It’s Veganuary once more, the annual prod to stop eating animal foods, and yet again I won’t be taking up the invitation. Vegans make up about 1% of the UK population. That figure has remained almost static over the years, belying their vociferousness. The reality is that there are far more ex-vegans, or “recovering” vegans in these isles than practising ones.

This year, an interesting fissure in the vegan movement emerged: vegans and “ultra-vegans”. The latter term was coined by the environmental campaigner Chris Packham.

“The people I call ultra-vegans just want to stop all meat consumption overnight. But that would be no good for meat farmers. It would be no good for our landscapes, where low-intensity, good-quality animal husbandry and livestock farming are actually good for biodiversity.”

So the language around Veganuary is softening somewhat. An open letter, organised by the Veganuary Association and signed by celebs, such as Alan Cumming and Paul McCartney, states: “We cannot tackle climate change while we farm and eat animals on an industrial scale”.

This is a shift from more heated rhetoric in previous years that condemned all livestock production indiscriminately, as if crofter-reared Shetland lamb was no different from fast food beef from a dusty US feedlot.

So if I get into discussion with someone contemplating becoming vegan, I’ll be asking them to mull over these thoughts before adopting this extreme approach.

I’d first see if they have read The Vegetarian Myth, by the Canadian author Lierre Keith. She was a vegan for over 20 years, believing this diet would honour animals, feed the hungry, and save the planet. Now she believes veganism “is one part cult, one part eating disorder”, and that it “destroyed her body”.

She recounts how her fervent ideological determination blinded her to early warning signs, such as missed periods. She describes how she has been left with irreversible spine disease, gut problems, pain and more.

She includes depression and anxiety in this tally, which thankfully alleviated substantially once she jumped off the vegan wagon.

“You don’t have to try this for yourself. You’re allowed to learn from my mistakes”, she urges would-be vegan recruits.

Over 100 startling pages Keith details the nutritional reasons why sustained veganism is no formula for human health.

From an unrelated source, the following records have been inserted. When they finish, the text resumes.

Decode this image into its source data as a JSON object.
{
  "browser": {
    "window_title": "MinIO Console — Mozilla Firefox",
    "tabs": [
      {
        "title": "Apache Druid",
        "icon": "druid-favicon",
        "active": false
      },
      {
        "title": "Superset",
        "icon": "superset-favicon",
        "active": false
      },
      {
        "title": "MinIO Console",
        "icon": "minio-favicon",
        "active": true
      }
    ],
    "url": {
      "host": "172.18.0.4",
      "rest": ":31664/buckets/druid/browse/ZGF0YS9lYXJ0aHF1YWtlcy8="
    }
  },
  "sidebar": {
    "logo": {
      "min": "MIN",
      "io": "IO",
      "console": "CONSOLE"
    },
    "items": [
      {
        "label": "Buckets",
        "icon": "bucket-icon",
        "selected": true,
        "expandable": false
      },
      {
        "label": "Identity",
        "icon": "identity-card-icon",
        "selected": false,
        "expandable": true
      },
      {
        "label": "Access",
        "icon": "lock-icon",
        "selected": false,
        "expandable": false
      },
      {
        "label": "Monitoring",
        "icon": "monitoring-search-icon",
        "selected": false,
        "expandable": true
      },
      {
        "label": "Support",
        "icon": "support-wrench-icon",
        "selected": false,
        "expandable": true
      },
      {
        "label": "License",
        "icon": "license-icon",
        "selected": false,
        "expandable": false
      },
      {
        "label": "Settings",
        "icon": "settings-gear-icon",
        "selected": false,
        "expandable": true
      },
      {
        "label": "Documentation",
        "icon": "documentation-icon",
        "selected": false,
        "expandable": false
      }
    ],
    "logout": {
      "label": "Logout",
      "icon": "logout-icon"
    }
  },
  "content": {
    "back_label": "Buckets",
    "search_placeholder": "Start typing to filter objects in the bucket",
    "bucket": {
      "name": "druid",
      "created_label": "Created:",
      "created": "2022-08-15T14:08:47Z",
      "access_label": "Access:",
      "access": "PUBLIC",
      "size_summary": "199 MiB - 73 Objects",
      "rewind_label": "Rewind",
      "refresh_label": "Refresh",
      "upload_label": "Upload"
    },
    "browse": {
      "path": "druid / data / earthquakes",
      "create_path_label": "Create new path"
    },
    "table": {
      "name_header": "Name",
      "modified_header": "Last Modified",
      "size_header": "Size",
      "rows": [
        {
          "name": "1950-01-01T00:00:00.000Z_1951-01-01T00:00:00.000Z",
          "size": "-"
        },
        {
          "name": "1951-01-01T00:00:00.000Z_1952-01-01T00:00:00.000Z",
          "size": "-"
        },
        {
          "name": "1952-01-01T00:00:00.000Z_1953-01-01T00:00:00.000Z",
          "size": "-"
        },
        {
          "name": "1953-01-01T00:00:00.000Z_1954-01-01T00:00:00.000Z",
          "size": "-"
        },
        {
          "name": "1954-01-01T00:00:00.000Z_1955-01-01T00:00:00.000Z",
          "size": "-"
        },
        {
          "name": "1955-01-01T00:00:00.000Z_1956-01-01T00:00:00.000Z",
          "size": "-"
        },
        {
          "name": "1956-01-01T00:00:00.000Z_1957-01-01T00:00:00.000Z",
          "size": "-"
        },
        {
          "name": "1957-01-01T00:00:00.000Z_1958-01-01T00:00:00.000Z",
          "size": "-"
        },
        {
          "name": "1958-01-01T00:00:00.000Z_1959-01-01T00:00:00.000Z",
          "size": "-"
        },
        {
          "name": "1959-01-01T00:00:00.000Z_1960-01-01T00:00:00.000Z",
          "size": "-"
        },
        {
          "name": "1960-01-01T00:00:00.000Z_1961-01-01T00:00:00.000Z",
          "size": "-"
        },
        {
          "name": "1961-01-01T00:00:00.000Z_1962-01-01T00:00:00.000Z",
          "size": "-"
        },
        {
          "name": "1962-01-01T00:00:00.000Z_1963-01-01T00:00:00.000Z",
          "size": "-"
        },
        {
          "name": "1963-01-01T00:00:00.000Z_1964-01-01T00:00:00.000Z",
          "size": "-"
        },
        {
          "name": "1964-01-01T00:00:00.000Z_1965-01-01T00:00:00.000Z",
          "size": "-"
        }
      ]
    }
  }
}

Even those who refuse to read it would be advised to skim it, if only to learn what daily supplements they will need to prevent their bodies becoming gravely deficient in macro- and micro-nutrients that are essential for good health.

I’d also ask provisional vegans to consider what food our land is best at producing. Scotland is world famous not for soya, corn, legumes, and other vegan staples, but for our cattle breeds, such as Aberdeen Angus for meat, and Ayrshire for milk.

Why? They reflect our agricultural strengths, within natural biological and climactic limits. A vegan diet asks you to cold-shoulder the foods we farm most effortlessly, which seems daft.

To those attracted to veganism because it is supposedly “death-free”, I’d say think again.

All agriculture involves bloody animal death, it’s just that when it comes to plant food, the casualties of the combine harvester and sprayer are smaller: voles, worms, field mice, birds, bees, the list goes on.

Carry out a wildlife audit of permanent grassland with grazing animals, and fields for crops, you’ll find that the former always tops the latter. And from where, without the biological life introduced into soil by livestock manures, would the fertility needed to grow solely plant foods come? Fertilisers made from fossil fuels, is the answer.

My parting shot would be food quality. Acquaint yourself with the ingredients list of Oatly plain “Oatgurt”, for instance, priced at £5.50 a kilo. The first ingredient is cheap water, then we drop down to oats at 12%, followed by potato starch, rapeseed oil, modified potato starch, oat fibre, potato protein, malic and lactic acids, calcium carbonate, calcium phosphate, salt, synthetic vitamins, and potassium iodide.

Thanks but no thanks. I’ll stick with real yoghurt made from the milk of real cows – or goats, or sheep, or buffalo.

Forget Veganuary, I’m trying out Regenuary: basing my meals on the foods that are produced here, using regenerative farming methods that improve the environment, not trash it.

That’s the truly progressive food goal for thinking omnivores.